第八章(第2/5页)
我们站在天桥的最中央,茫茫然地看着底下来来去去的电车。曾经有一次,河边差点从这座桥掉下去。
「真好,你竟然和近藤老师亲了嘴。」河边扬起眉毛,看了山下一眼。山下嘀嘀咕咕的,不知道在说什么。近藤老师是个大美人。她的睫毛好长,眼睛好亮,唇型像是出自雕塑家的手笔,长得还真有点像外国人。
「真好。」我也加了一句。
「什么感觉?」河边问道。
「什么什么感觉?……我失去知觉了啊。」山下慌忙回答。
「笨蛋,我要问的是,」河边把脸凑近山下:「你失去知觉的事。你刚刚差点死掉呢!」
山下好像完全搞不清楚状况。
「快死的时候,是什么感觉呢?」
山下欲言又止,低下头来开始深思。
「我只记得我的脚抽筋。

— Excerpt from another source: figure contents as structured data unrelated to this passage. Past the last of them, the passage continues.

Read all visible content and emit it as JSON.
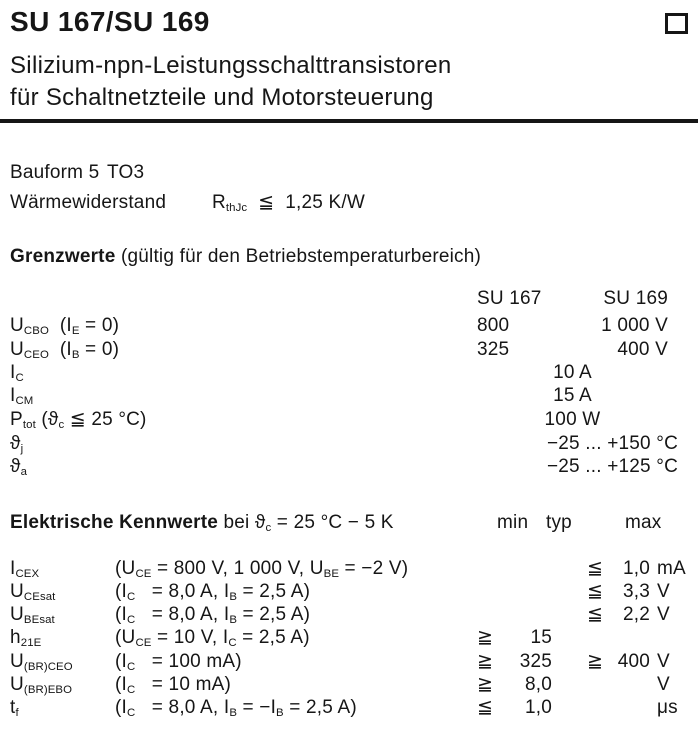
{
  "header": {
    "title": "SU 167/SU 169",
    "subtitle_line1": "Silizium-npn-Leistungsschalttransistoren",
    "subtitle_line2": "für Schaltnetzteile und Motorsteuerung"
  },
  "info": {
    "bauform": "Bauform 5",
    "package": "TO3",
    "thermal_label": "Wärmewiderstand",
    "thermal_value": [
      {
        "t": "R"
      },
      {
        "s": "thJc"
      },
      {
        "t": "  ≦  1,25 K/W"
      }
    ]
  },
  "grenzwerte": {
    "heading_bold": "Grenzwerte",
    "heading_rest": " (gültig für den Betriebstemperaturbereich)",
    "col_su167": "SU 167",
    "col_su169": "SU 169",
    "rows": [
      {
        "label": [
          {
            "t": "U"
          },
          {
            "s": "CBO"
          },
          {
            "t": "  (I"
          },
          {
            "s": "E"
          },
          {
            "t": " = 0)"
          }
        ],
        "v167": "800",
        "v169": "1 000 V"
      },
      {
        "label": [
          {
            "t": "U"
          },
          {
            "s": "CEO"
          },
          {
            "t": "  (I"
          },
          {
            "s": "B"
          },
          {
            "t": " = 0)"
          }
        ],
        "v167": "325",
        "v169": "400 V"
      },
      {
        "label": [
          {
            "t": "I"
          },
          {
            "s": "C"
          }
        ],
        "center": "10 A"
      },
      {
        "label": [
          {
            "t": "I"
          },
          {
            "s": "CM"
          }
        ],
        "center": "15 A"
      },
      {
        "label": [
          {
            "t": "P"
          },
          {
            "s": "tot"
          },
          {
            "t": " (ϑ"
          },
          {
            "s": "c"
          },
          {
            "t": " ≦ 25 °C)"
          }
        ],
        "center": "100 W"
      },
      {
        "label": [
          {
            "t": "ϑ"
          },
          {
            "s": "j"
          }
        ],
        "wide": "−25 ... +150 °C"
      },
      {
        "label": [
          {
            "t": "ϑ"
          },
          {
            "s": "a"
          }
        ],
        "wide": "−25 ... +125 °C"
      }
    ]
  },
  "kennwerte": {
    "heading_bold": "Elektrische Kennwerte",
    "heading_rest": [
      {
        "t": " bei ϑ"
      },
      {
        "s": "c"
      },
      {
        "t": " = 25 °C − 5 K"
      }
    ],
    "col_min": "min",
    "col_typ": "typ",
    "col_max": "max",
    "rows": [
      {
        "sym": [
          {
            "t": "I"
          },
          {
            "s": "CEX"
          }
        ],
        "cond": [
          {
            "t": "(U"
          },
          {
            "s": "CE"
          },
          {
            "t": " = 800 V, 1 000 V, U"
          },
          {
            "s": "BE"
          },
          {
            "t": " = −2 V)"
          }
        ],
        "max_rel": "≦",
        "max_val": "1,0",
        "unit": "mA"
      },
      {
        "sym": [
          {
            "t": "U"
          },
          {
            "s": "CEsat"
          }
        ],
        "cond": [
          {
            "t": "(I"
          },
          {
            "s": "C"
          },
          {
            "t": "   = 8,0 A, I"
          },
          {
            "s": "B"
          },
          {
            "t": " = 2,5 A)"
          }
        ],
        "max_rel": "≦",
        "max_val": "3,3",
        "unit": "V"
      },
      {
        "sym": [
          {
            "t": "U"
          },
          {
            "s": "BEsat"
          }
        ],
        "cond": [
          {
            "t": "(I"
          },
          {
            "s": "C"
          },
          {
            "t": "   = 8,0 A, I"
          },
          {
            "s": "B"
          },
          {
            "t": " = 2,5 A)"
          }
        ],
        "max_rel": "≦",
        "max_val": "2,2",
        "unit": "V"
      },
      {
        "sym": [
          {
            "t": "h"
          },
          {
            "s": "21E"
          }
        ],
        "cond": [
          {
            "t": "(U"
          },
          {
            "s": "CE"
          },
          {
            "t": " = 10 V, I"
          },
          {
            "s": "C"
          },
          {
            "t": " = 2,5 A)"
          }
        ],
        "min_rel": "≧",
        "min_val": "15"
      },
      {
        "sym": [
          {
            "t": "U"
          },
          {
            "s": "(BR)CEO"
          }
        ],
        "cond": [
          {
            "t": "(I"
          },
          {
            "s": "C"
          },
          {
            "t": "   = 100 mA)"
          }
        ],
        "min_rel": "≧",
        "min_val": "325",
        "max_rel": "≧",
        "max_val": "400",
        "unit": "V"
      },
      {
        "sym": [
          {
            "t": "U"
          },
          {
            "s": "(BR)EBO"
          }
        ],
        "cond": [
          {
            "t": "(I"
          },
          {
            "s": "C"
          },
          {
            "t": "   = 10 mA)"
          }
        ],
        "min_rel": "≧",
        "min_val": "8,0",
        "unit": "V"
      },
      {
        "sym": [
          {
            "t": "t"
          },
          {
            "s": "f"
          }
        ],
        "cond": [
          {
            "t": "(I"
          },
          {
            "s": "C"
          },
          {
            "t": "   = 8,0 A, I"
          },
          {
            "s": "B"
          },
          {
            "t": " = −I"
          },
          {
            "s": "B"
          },
          {
            "t": " = 2,5 A)"
          }
        ],
        "min_rel": "≦",
        "min_val": "1,0",
        "unit": "μs"
      }
    ]
  }
}
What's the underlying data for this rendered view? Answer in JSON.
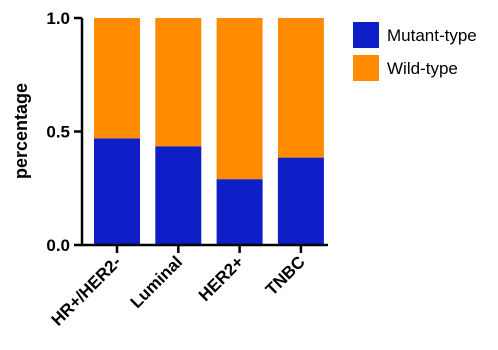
{
  "chart_data": {
    "type": "bar",
    "stacked": true,
    "categories": [
      "HR+/HER2-",
      "Luminal",
      "HER2+",
      "TNBC"
    ],
    "series": [
      {
        "name": "Mutant-type",
        "color": "#0f1fc8",
        "values": [
          0.47,
          0.435,
          0.29,
          0.385
        ]
      },
      {
        "name": "Wild-type",
        "color": "#ff8c00",
        "values": [
          0.53,
          0.565,
          0.71,
          0.615
        ]
      }
    ],
    "title": "",
    "xlabel": "",
    "ylabel": "percentage",
    "ylim": [
      0,
      1.0
    ],
    "yticks": [
      "0.0",
      "0.5",
      "1.0"
    ],
    "grid": false,
    "legend_position": "top-right"
  }
}
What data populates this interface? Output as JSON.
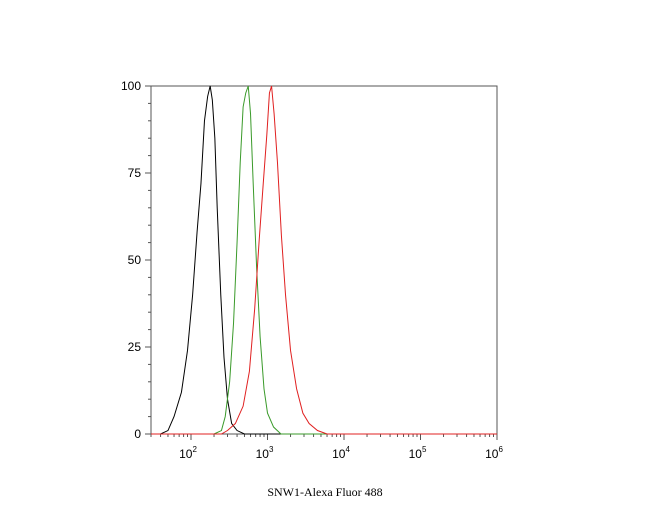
{
  "chart_data": {
    "type": "line",
    "title": "",
    "xlabel": "SNW1-Alexa Fluor 488",
    "ylabel": "",
    "x_scale": "log10",
    "xlim": [
      30,
      1000000
    ],
    "ylim": [
      0,
      100
    ],
    "y_ticks": [
      0,
      25,
      50,
      75,
      100
    ],
    "y_tick_labels": [
      "0",
      "25",
      "50",
      "75",
      "100"
    ],
    "x_ticks": [
      100,
      1000,
      10000,
      100000,
      1000000
    ],
    "x_tick_labels": [
      {
        "base": "10",
        "exp": "2"
      },
      {
        "base": "10",
        "exp": "3"
      },
      {
        "base": "10",
        "exp": "4"
      },
      {
        "base": "10",
        "exp": "5"
      },
      {
        "base": "10",
        "exp": "6"
      }
    ],
    "grid": false,
    "legend": "none",
    "series": [
      {
        "color": "#000000",
        "points": [
          [
            30,
            0
          ],
          [
            40,
            0
          ],
          [
            50,
            1
          ],
          [
            60,
            5
          ],
          [
            75,
            12
          ],
          [
            90,
            24
          ],
          [
            105,
            40
          ],
          [
            120,
            58
          ],
          [
            135,
            72
          ],
          [
            150,
            90
          ],
          [
            165,
            97
          ],
          [
            178,
            100
          ],
          [
            190,
            96
          ],
          [
            205,
            85
          ],
          [
            220,
            65
          ],
          [
            245,
            40
          ],
          [
            270,
            22
          ],
          [
            300,
            10
          ],
          [
            340,
            3
          ],
          [
            400,
            1
          ],
          [
            500,
            0
          ],
          [
            700,
            0
          ],
          [
            1000000,
            0
          ]
        ]
      },
      {
        "color": "#3a9a2a",
        "points": [
          [
            30,
            0
          ],
          [
            200,
            0
          ],
          [
            250,
            1
          ],
          [
            280,
            5
          ],
          [
            320,
            15
          ],
          [
            360,
            32
          ],
          [
            400,
            55
          ],
          [
            440,
            78
          ],
          [
            480,
            94
          ],
          [
            520,
            98
          ],
          [
            560,
            100
          ],
          [
            600,
            92
          ],
          [
            650,
            72
          ],
          [
            720,
            48
          ],
          [
            800,
            28
          ],
          [
            900,
            13
          ],
          [
            1000,
            6
          ],
          [
            1200,
            2
          ],
          [
            1500,
            0
          ],
          [
            1000000,
            0
          ]
        ]
      },
      {
        "color": "#e02020",
        "points": [
          [
            30,
            0
          ],
          [
            250,
            0
          ],
          [
            300,
            1
          ],
          [
            380,
            3
          ],
          [
            480,
            8
          ],
          [
            580,
            18
          ],
          [
            680,
            36
          ],
          [
            780,
            56
          ],
          [
            880,
            72
          ],
          [
            980,
            86
          ],
          [
            1060,
            98
          ],
          [
            1130,
            100
          ],
          [
            1220,
            92
          ],
          [
            1350,
            78
          ],
          [
            1520,
            57
          ],
          [
            1720,
            40
          ],
          [
            2000,
            24
          ],
          [
            2400,
            13
          ],
          [
            2900,
            6
          ],
          [
            3500,
            3
          ],
          [
            4500,
            1
          ],
          [
            6000,
            0
          ],
          [
            1000000,
            0
          ]
        ]
      }
    ]
  }
}
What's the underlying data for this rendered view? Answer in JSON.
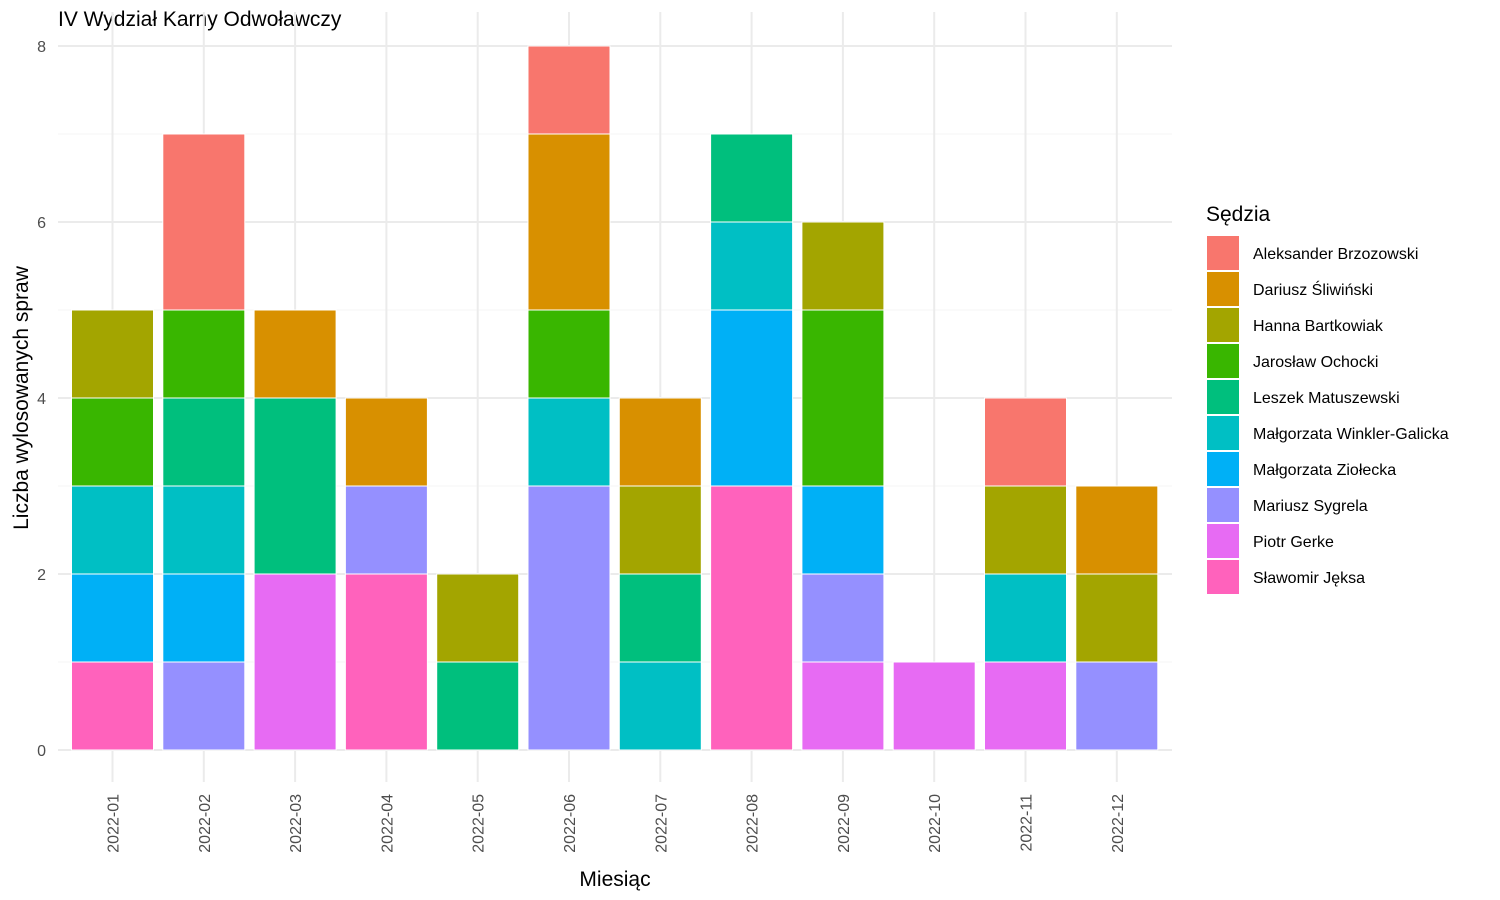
{
  "chart_data": {
    "type": "bar",
    "stacked": true,
    "title": "IV Wydział Karny Odwoławczy",
    "xlabel": "Miesiąc",
    "ylabel": "Liczba wylosowanych spraw",
    "ylim": [
      0,
      8
    ],
    "yticks": [
      0,
      2,
      4,
      6,
      8
    ],
    "grid": true,
    "legend_title": "Sędzia",
    "legend_position": "right",
    "categories": [
      "2022-01",
      "2022-02",
      "2022-03",
      "2022-04",
      "2022-05",
      "2022-06",
      "2022-07",
      "2022-08",
      "2022-09",
      "2022-10",
      "2022-11",
      "2022-12"
    ],
    "series": [
      {
        "name": "Aleksander Brzozowski",
        "color": "#F8766D",
        "values": [
          0,
          2,
          0,
          0,
          0,
          1,
          0,
          0,
          0,
          0,
          1,
          0
        ]
      },
      {
        "name": "Dariusz Śliwiński",
        "color": "#D89000",
        "values": [
          0,
          0,
          1,
          1,
          0,
          2,
          1,
          0,
          0,
          0,
          0,
          1
        ]
      },
      {
        "name": "Hanna Bartkowiak",
        "color": "#A3A500",
        "values": [
          1,
          0,
          0,
          0,
          1,
          0,
          1,
          0,
          1,
          0,
          1,
          1
        ]
      },
      {
        "name": "Jarosław Ochocki",
        "color": "#39B600",
        "values": [
          1,
          1,
          0,
          0,
          0,
          1,
          0,
          0,
          2,
          0,
          0,
          0
        ]
      },
      {
        "name": "Leszek Matuszewski",
        "color": "#00BF7D",
        "values": [
          0,
          1,
          2,
          0,
          1,
          0,
          1,
          1,
          0,
          0,
          0,
          0
        ]
      },
      {
        "name": "Małgorzata Winkler-Galicka",
        "color": "#00BFC4",
        "values": [
          1,
          1,
          0,
          0,
          0,
          1,
          1,
          1,
          0,
          0,
          1,
          0
        ]
      },
      {
        "name": "Małgorzata Ziołecka",
        "color": "#00B0F6",
        "values": [
          1,
          1,
          0,
          0,
          0,
          0,
          0,
          2,
          1,
          0,
          0,
          0
        ]
      },
      {
        "name": "Mariusz Sygrela",
        "color": "#9590FF",
        "values": [
          0,
          1,
          0,
          1,
          0,
          3,
          0,
          0,
          1,
          0,
          0,
          1
        ]
      },
      {
        "name": "Piotr Gerke",
        "color": "#E76BF3",
        "values": [
          0,
          0,
          2,
          0,
          0,
          0,
          0,
          0,
          1,
          1,
          1,
          0
        ]
      },
      {
        "name": "Sławomir Jęksa",
        "color": "#FF62BC",
        "values": [
          1,
          0,
          0,
          2,
          0,
          0,
          0,
          3,
          0,
          0,
          0,
          0
        ]
      }
    ]
  }
}
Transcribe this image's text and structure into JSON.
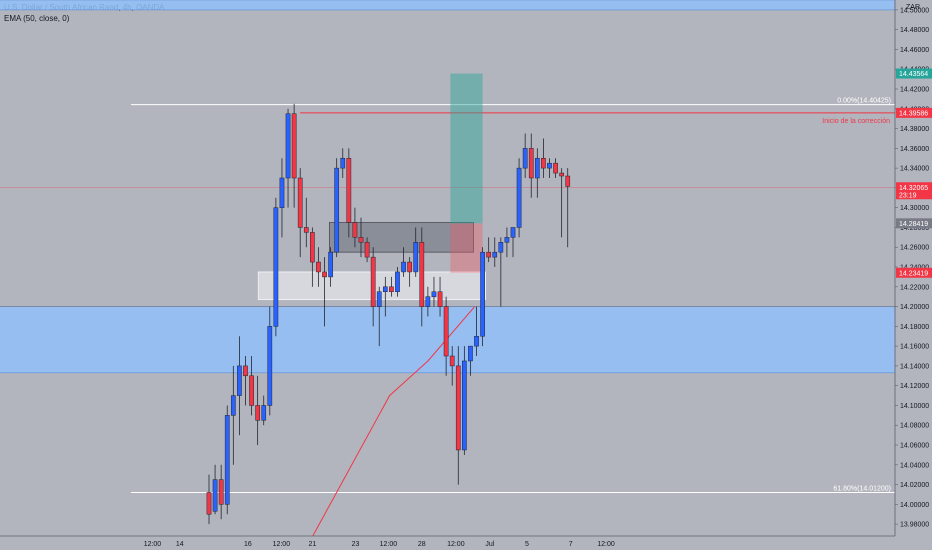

之后,就什么都不知道了。」
「不记得了吗?」
「嗯。」
「也没有痛苦的感觉?」
「不记得了。」山下端出一脸的歉意,说:「不过,我做了一场梦。」
「什么梦?」河边和我精神都为之一振。
「我在海里。我骑着比目鱼。沙丁鱼的鱼群闪着银色的光芒,朝我这边游了过来。好漂亮。」山下斜仰着头说道。
说不定,死后的世界就在那深不可测的海底。
「比目鱼对我说:『海里的公主生病了。只有比目鱼的生鱼片才能治好她的病。勇敢的人,你可以把我切成生鱼片吗?』」
「然后呢?」
「把会说话的比目鱼做成料理,我觉得我下不了手。更何况,我也还不会做比目鱼的生鱼片。所以,我跟它说我要回家,我下次再来。结果……」
「结果怎样?」
「我就醒过来了。」
「喔!」
有一天,要是山下学会做比目鱼的生鱼片,他一定会再度想起这个梦。
「还好,」河边低声说道:「你回来了。」
「嗯。」山下倒抽了一口气。桥下正好有一列电车经过。
「你会不会觉得,有时,人好像很容易就死了?」河边问我。
「譬如说,车祸啦,或是在工地突然被东西打中,或是在游泳池被淹死。」
「跌一跤,撞到头。」我说:「或是流氓打架,不小心被他们的流弹打中。」
「还有,吃河豚中毒。」山下说。
「像我,就绝不吃河豚。」河边说:「说来说去,我怎么反而觉得活着比死了还要不可思议。」
我想起前一阵子上自然课时看到的关于蛾产卵的幻灯片。虽然,幼虫生了好几十个、好几百个卵,然而,能发育变成蛾的,有时竟然连一只都还不到。那些卵几乎都被其他的虫吃掉了,剩下的,有的是因为找不到叶子可以吃,有的则是因为气候条件太差,死了。他们来这个世上,好像是专程来赴死亡之约的。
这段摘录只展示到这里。